METHODS AND MATERIALS

Population sampling and common garden experiment

Ericameria nauseosa consists of two subspecies (nauseosa and consimilis) that additionally encompass 22 named varieties (Anderson, 1995; Nesom & Baird, 1993). Our study focused on habitats within the western Great Basin that are inhabited primarily by ssp. nauseosa var. hololeuca, with one collection of ssp. nauseosa var. speciosa. While genetic differentiation among subspecies is apparent, varietal classifications within subspecies are largely not reflective of genetic differentiation, especially within the var. speciosa complex (T. M. Faske et al., unpublished data). We bulk‐collected seeds from 17 localities (Figure 1A) in the western Great Basin during the fall of 2017 from a minimum of 50 plants per location. After a survey of sagebrush steppe communities in the region with similar dominant vegetation, these sites were selected for sampling because they hosted multiple native species that could potentially serve as restoration seed sources. Plants face multiple challenges in these cold deserts, including low annual precipitation (215.2–388.4 mm for all sites included here), year‐to‐year variation in precipitation, strong precipitation and temperature seasonality (most precipitation arrives during the coldest months, followed by hot, dry summers), and soils that vary in depth, texture, and salinity (West, 1983). Most of the dominant plant species are perennial (West, 1983), and establishment from seed can be challenging; seedling survival through periods of summer drought is a limiting life history stage for many species, including E. nauseosa (Donovan et al., 1993).

FIGURE 1

Landscape genomic structure strongly mirrors geography. (a) Map of the sampled localities for the 17 E. nauseosa populations. (b) Principal components analysis (PCA) of genotype probabilities illustrates spatial genomic structure. A Procrustes rotation of the first 2 PC axes onto latitude/longitude displays how spatial genetic structure is strongly predicted by geographic proximity. Colors of points in B match those of the population labels in “a” Adult leaf material was sampled from 15 plants per population and dried with silica gel to facilitate DNA extraction. Dried leaf material from each plant was ground into powder form using a Qiagen TissueLyser, and genomic DNA was extracted using Qiagen DNeasy Plant kits (Qiagen). Extracted DNA was quality and quantity screened using a QIAxpert microfluidics electrophoresis device (Qiagen). We planted seeds from each sample locality in field soil in a greenhouse on the University of Nevada, Reno campus (latitude/longitude: 39.538, −119.805; elevation: 1370 m). Filled seeds (endosperm present) were separated from unfilled seeds, as they are visually distinct on a light table. We weighed ten batches of 10 filled seeds per population to calculate an average seed weight per population. We then planted 100 filled seeds from each site following a randomized block design in the fall of 2018. Seeds were monitored daily for emergence, and seedlings were harvested 40 days after emergence, using methods previously developed for describing seedling traits, which are important predictors of success in restoration scenarios (e.g., Leger et al., 2020; Rowe & Leger, 2011). We separated seedlings into roots and shoots before drying and weighing. Samples were scanned and analyzed using WinRhizo imaging software (Regents Instruments). From these images, we measured the root length, root area, root and shoot mass, root mass ratio (root mass/total plant mass), and specific root length (length/mass). A descriptive summary of the full phenotypic data set is available in Table S1 and Appendix S2. We generated genetic data from adult plants at each of the 17 sampling localities, while phenotypic data from the greenhouse common garden included only 14 of these localities where collected seeds were viable.

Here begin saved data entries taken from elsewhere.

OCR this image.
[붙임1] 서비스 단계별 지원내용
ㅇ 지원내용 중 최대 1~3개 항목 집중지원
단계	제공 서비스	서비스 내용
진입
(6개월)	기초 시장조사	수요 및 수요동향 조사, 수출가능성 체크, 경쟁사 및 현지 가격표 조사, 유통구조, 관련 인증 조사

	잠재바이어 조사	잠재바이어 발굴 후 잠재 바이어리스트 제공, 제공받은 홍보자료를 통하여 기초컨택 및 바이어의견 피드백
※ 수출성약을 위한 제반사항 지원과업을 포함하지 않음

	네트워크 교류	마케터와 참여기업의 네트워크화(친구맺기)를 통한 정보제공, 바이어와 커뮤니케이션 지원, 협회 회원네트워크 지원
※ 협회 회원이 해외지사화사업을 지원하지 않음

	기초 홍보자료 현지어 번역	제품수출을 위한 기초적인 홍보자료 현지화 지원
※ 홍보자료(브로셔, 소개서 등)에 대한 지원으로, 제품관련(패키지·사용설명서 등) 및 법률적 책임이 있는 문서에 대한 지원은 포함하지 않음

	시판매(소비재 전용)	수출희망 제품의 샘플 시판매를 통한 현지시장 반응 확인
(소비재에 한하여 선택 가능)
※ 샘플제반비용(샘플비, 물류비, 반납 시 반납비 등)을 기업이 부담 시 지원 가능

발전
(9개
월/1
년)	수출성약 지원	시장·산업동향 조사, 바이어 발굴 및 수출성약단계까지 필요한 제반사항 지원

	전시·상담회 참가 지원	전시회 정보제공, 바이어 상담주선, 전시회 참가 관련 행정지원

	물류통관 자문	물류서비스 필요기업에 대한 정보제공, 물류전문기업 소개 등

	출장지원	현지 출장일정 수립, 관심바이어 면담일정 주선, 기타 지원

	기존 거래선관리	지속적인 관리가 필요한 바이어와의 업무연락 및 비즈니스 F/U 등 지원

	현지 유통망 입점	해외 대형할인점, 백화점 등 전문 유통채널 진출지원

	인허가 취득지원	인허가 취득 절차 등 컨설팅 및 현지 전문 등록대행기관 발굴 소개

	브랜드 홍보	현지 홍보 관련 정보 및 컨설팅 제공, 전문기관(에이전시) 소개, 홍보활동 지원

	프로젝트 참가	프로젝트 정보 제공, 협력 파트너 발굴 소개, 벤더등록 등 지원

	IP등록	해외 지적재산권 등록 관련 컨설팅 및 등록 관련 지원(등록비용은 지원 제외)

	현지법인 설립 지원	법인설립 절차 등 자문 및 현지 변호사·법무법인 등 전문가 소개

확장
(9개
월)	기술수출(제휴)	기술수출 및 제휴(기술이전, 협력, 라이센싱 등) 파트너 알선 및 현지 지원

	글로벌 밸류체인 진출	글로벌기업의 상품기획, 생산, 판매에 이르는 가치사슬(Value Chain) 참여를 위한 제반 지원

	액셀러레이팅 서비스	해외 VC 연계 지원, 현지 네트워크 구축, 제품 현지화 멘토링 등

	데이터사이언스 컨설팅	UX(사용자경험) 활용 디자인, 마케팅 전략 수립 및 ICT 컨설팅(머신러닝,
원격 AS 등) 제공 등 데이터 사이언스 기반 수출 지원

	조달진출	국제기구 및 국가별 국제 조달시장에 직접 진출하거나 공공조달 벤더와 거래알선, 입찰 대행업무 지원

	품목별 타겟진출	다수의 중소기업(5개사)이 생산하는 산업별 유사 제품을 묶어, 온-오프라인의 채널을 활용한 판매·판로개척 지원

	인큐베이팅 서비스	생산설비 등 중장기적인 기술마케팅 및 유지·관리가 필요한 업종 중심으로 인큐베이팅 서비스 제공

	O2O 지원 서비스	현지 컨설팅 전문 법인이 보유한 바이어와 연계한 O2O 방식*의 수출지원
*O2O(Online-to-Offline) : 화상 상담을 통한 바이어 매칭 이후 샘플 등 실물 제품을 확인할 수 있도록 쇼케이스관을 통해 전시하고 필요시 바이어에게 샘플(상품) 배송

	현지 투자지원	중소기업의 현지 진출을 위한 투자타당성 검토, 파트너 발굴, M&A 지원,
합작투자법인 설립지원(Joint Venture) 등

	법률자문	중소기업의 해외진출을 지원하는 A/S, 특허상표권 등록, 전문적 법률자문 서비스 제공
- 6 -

Reduced representation sequencing and variant calling

Reduced representation libraries were prepared using a double‐digest restriction‐site associated DNA sequencing (ddRADseq) method (Parchman et al., 2012; Peterson et al., 2012). Genomic DNA was digested with two restriction endonucleases, EcoRI and MseI, before uniquely barcoded Illumina adaptors were ligated to digested fragments using T4 DNA ligase. Following PCR amplification of pooled fragment libraries with a proofreading polymerase (Iproof; BioRad), fragments ranging from 350 to 450 base pairs (bp) were size‐selected using a Pippin Prep quantitative electrophoresis unit. Single‐end sequencing (100 bp read lengths) was performed using two lanes on an Illumina HiSeq 2500 platform at the University of Wisconsin‐Madison Biotechnology Center (Madison, WI). After contaminant cleaning and demultiplexing, reads were assembled to a de novo reference with bowtie2 v 2.3.0 (Langmead & Salzberg, 2012), and variants were called using samtools and bcftools v 1.8 (Li et al., 2009). After subsequent filtering with vcftools v 0.1.15 (Danecek et al., 2011), we retained biallelic single nucleotide polymorphisms (SNPs) with sequencing data for at least 70% of the samples and with minor allele frequency (MAF) >0.05. To guard against genotyping bias stemming from the potential mis‐assembly of paralogous regions, we removed loci with excessive coverage (summed depth across all samples >10000), and those with abnormal heterozygosity (F IS < −0.5 or >0.5). Full methods for contaminant cleaning, assembly, variant calling, and additional filtering steps can be found in the Appendix S1.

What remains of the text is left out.